Ukraine authorities have so far confirmed few details about the advance through the Kharkiv region.
"We are having successes in the Kharkiv direction, where we are steadily pushing back the enemy and liberating population centres," said Brigadier General Oleksiy Hromov, Deputy Chief of the Main Operations Directorate of Ukraine s General Staff.
In southern Ukraine, where Russia has seized a swathe of territory, Kyiv has said Moscow plans to hold a fake referendum on independence or annexation to make its occupation permanent.
The Kremlin said on Wednesday it was up to residents living in the Russian-occupied Kherson region to decide whether they wanted to join Russia, but any such decision must have a clear legal basis.
Earlier, TASS news agency quoted an official in the Russian-controlled administration as saying the region planned to ask President Vladimir Putin to incorporate it into Russia.

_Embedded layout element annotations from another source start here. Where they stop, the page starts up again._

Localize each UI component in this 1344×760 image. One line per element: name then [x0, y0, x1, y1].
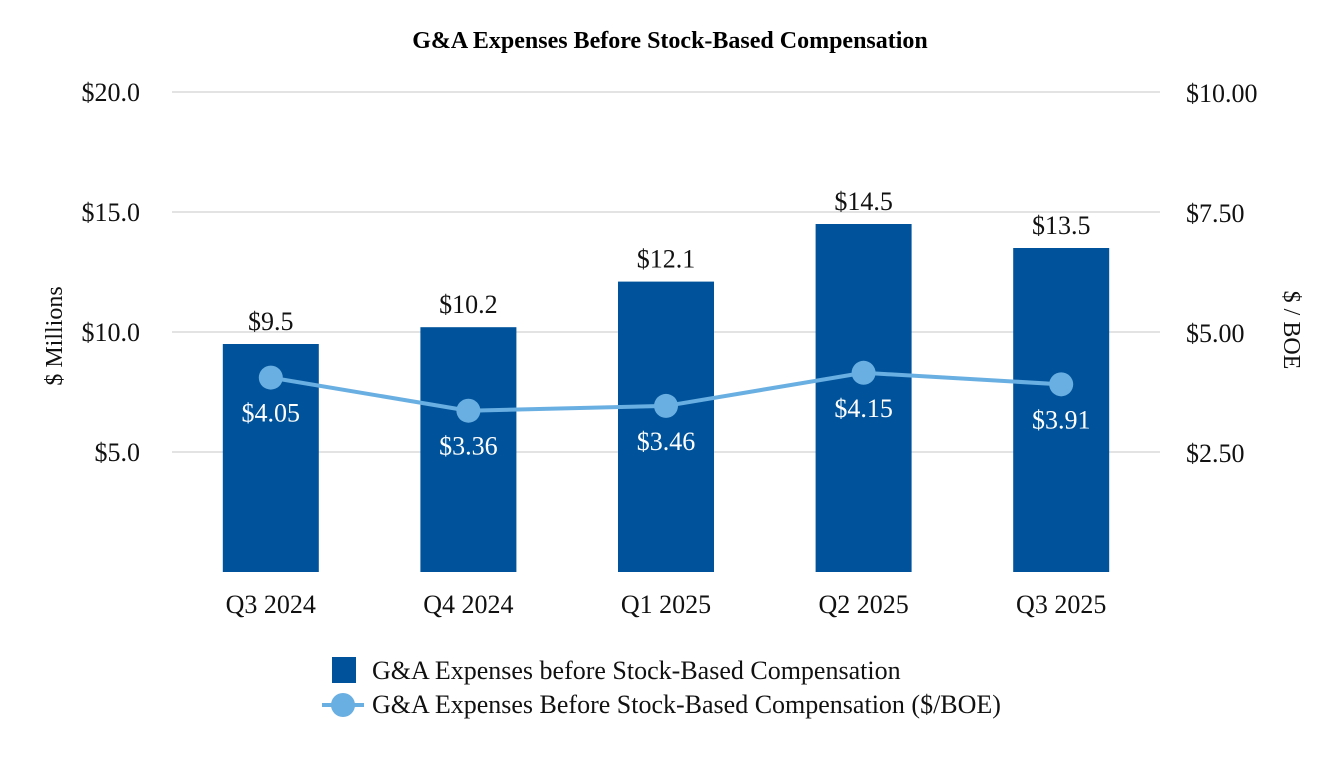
left-axis-label: $ Millions — [42, 286, 68, 385]
bar — [1013, 248, 1110, 572]
right-axis-ticks: $2.50 $5.00 $7.50 $10.00 — [1186, 79, 1258, 468]
chart-title: G&A Expenses Before Stock-Based Compensa… — [412, 28, 928, 54]
line-value-label: $4.15 — [834, 394, 893, 423]
right-tick-label: $10.00 — [1186, 79, 1258, 108]
bar — [815, 224, 912, 572]
x-tick-label: Q2 2025 — [818, 590, 908, 619]
x-axis-ticks: Q3 2024 Q4 2024 Q1 2025 Q2 2025 Q3 2025 — [226, 590, 1107, 619]
line-series: $4.05 $3.36 $3.46 $4.15 $3.91 — [242, 360, 1091, 461]
line-value-label: $4.05 — [242, 399, 301, 428]
line-point — [851, 360, 876, 385]
right-tick-label: $5.00 — [1186, 319, 1245, 348]
line-point — [456, 398, 481, 423]
line-value-label: $3.91 — [1032, 405, 1091, 434]
x-tick-label: Q1 2025 — [621, 590, 711, 619]
line-point — [1049, 372, 1074, 397]
bar-value-labels: $9.5 $10.2 $12.1 $14.5 $13.5 — [248, 187, 1090, 336]
x-tick-label: Q3 2024 — [226, 590, 316, 619]
line-value-label: $3.36 — [439, 432, 498, 461]
left-axis-ticks: $5.0 $10.0 $15.0 $20.0 — [82, 78, 141, 467]
left-tick-label: $10.0 — [82, 318, 141, 347]
x-tick-label: Q4 2024 — [423, 590, 513, 619]
bar-value-label: $12.1 — [637, 245, 696, 274]
bar-value-label: $14.5 — [834, 187, 893, 216]
bar — [618, 281, 714, 572]
left-tick-label: $5.0 — [95, 438, 141, 467]
line-value-label: $3.46 — [637, 427, 696, 456]
legend-line-label: G&A Expenses Before Stock-Based Compensa… — [372, 690, 1001, 719]
right-axis-label: $ / BOE — [1278, 291, 1304, 370]
left-tick-label: $20.0 — [82, 78, 141, 107]
bar-value-label: $9.5 — [248, 307, 294, 336]
legend-line-marker — [331, 693, 355, 717]
legend: G&A Expenses before Stock-Based Compensa… — [322, 656, 1001, 719]
x-tick-label: Q3 2025 — [1016, 590, 1106, 619]
bar — [420, 327, 517, 572]
legend-bar-swatch — [332, 657, 356, 683]
bar-value-label: $13.5 — [1032, 211, 1091, 240]
legend-bar-label: G&A Expenses before Stock-Based Compensa… — [372, 656, 901, 685]
right-tick-label: $7.50 — [1186, 199, 1245, 228]
left-tick-label: $15.0 — [82, 198, 141, 227]
line-point — [258, 365, 283, 390]
bar-value-label: $10.2 — [439, 290, 498, 319]
line-point — [654, 393, 678, 418]
right-tick-label: $2.50 — [1186, 439, 1245, 468]
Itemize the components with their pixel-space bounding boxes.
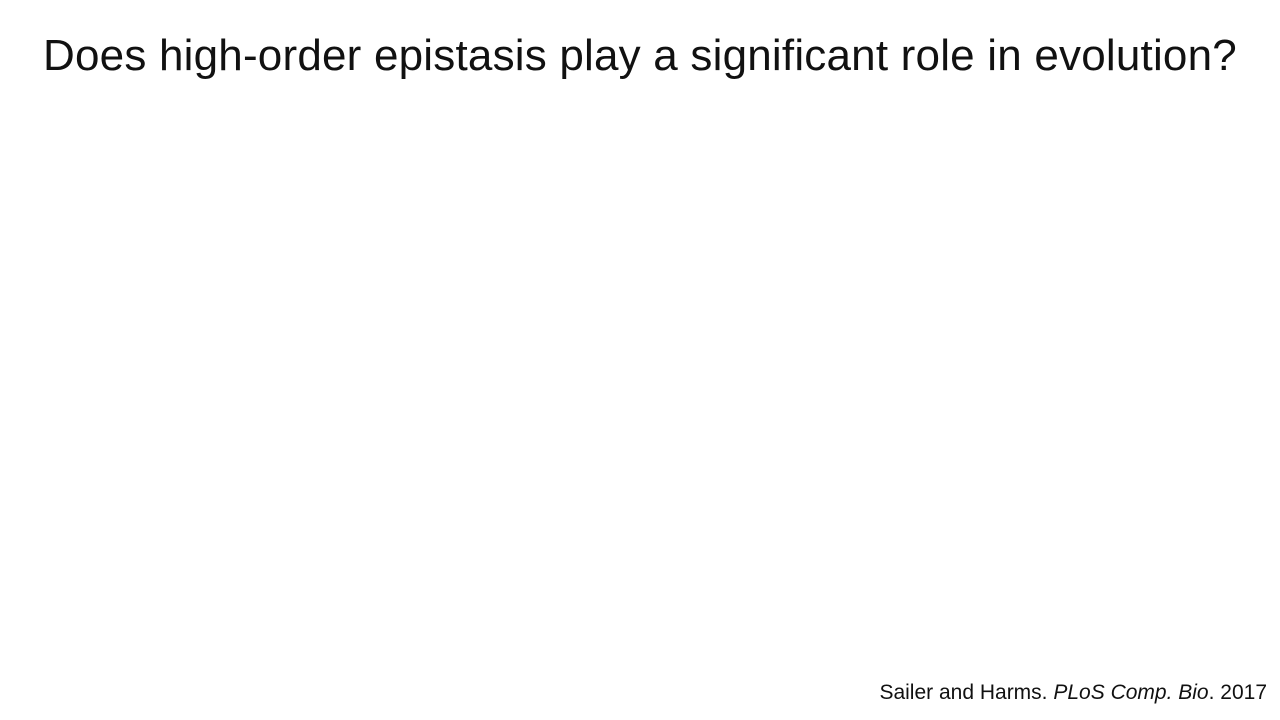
citation-journal: PLoS Comp. Bio: [1053, 681, 1209, 704]
citation-authors: Sailer and Harms.: [879, 681, 1048, 704]
citation: Sailer and Harms. PLoS Comp. Bio. 2017: [879, 680, 1267, 706]
citation-year: . 2017: [1208, 681, 1267, 704]
slide-title: Does high-order epistasis play a signifi…: [43, 31, 1237, 80]
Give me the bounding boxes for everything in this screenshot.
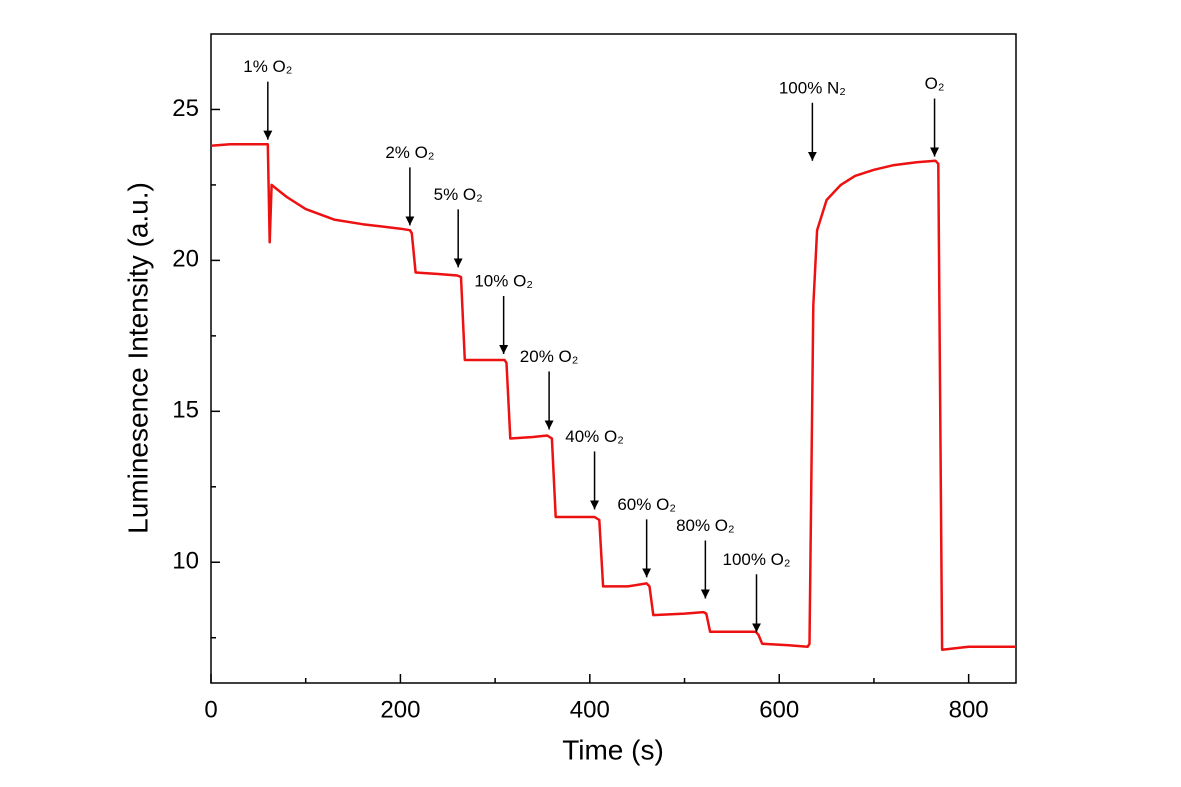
annotation-label: 100% O₂: [722, 550, 790, 569]
x-tick-label: 400: [570, 696, 610, 723]
y-tick-label: 10: [172, 548, 199, 575]
annotation-label: 1% O₂: [243, 57, 292, 76]
x-tick-label: 0: [204, 696, 217, 723]
x-tick-label: 800: [949, 696, 989, 723]
plot-frame: [210, 33, 1017, 684]
annotation-label: 2% O₂: [385, 143, 434, 162]
annotation-label: 80% O₂: [676, 516, 735, 535]
x-tick-label: 200: [380, 696, 420, 723]
annotation-label: 40% O₂: [565, 427, 624, 446]
x-tick-label: 600: [759, 696, 799, 723]
y-axis-label: Luminesence Intensity (a.u.): [122, 182, 153, 534]
y-tick-label: 15: [172, 397, 199, 424]
annotation-label: 100% N₂: [779, 78, 846, 97]
annotation-label: 5% O₂: [434, 185, 483, 204]
annotation-label: O₂: [925, 74, 945, 93]
y-tick-label: 25: [172, 95, 199, 122]
annotation-label: 10% O₂: [474, 271, 533, 290]
annotation-label: 60% O₂: [617, 495, 676, 514]
data-line: [210, 142, 1016, 652]
annotation-label: 20% O₂: [520, 347, 579, 366]
y-tick-label: 20: [172, 246, 199, 273]
x-axis-label: Time (s): [562, 734, 664, 765]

Russian forces have also continued to bombard the Azovstal steelworks in the southern port of Mariupol, last bastion of Ukrainian defenders in a city now almost completely controlled by Russia after more than two months of siege.
Ukraine s Azov Regiment holed up inside it said Russia was bombing and trying to storm it. Ukraine was seeking to swap Russian prisoners of war with the wounded soldiers in Azovstal.
"If there is hell on earth, it is there," wrote Petro Andryushchenko, an aide to Mariupol s Mayor Vadym Boichenko, who has left the city.
Ukraine says it is likely that tens of thousands of people have been killed in Mariupol. Ukrainian authorities say between 150,000 and 170,000 of the city s 400,000 residents are still living there amid the Russian-occupied ruins.
The mayor said that unless medical care was restored and water systems repaired, epidemics would break out. "Without proper conditions, mortality among vulnerable groups will increase exponentially."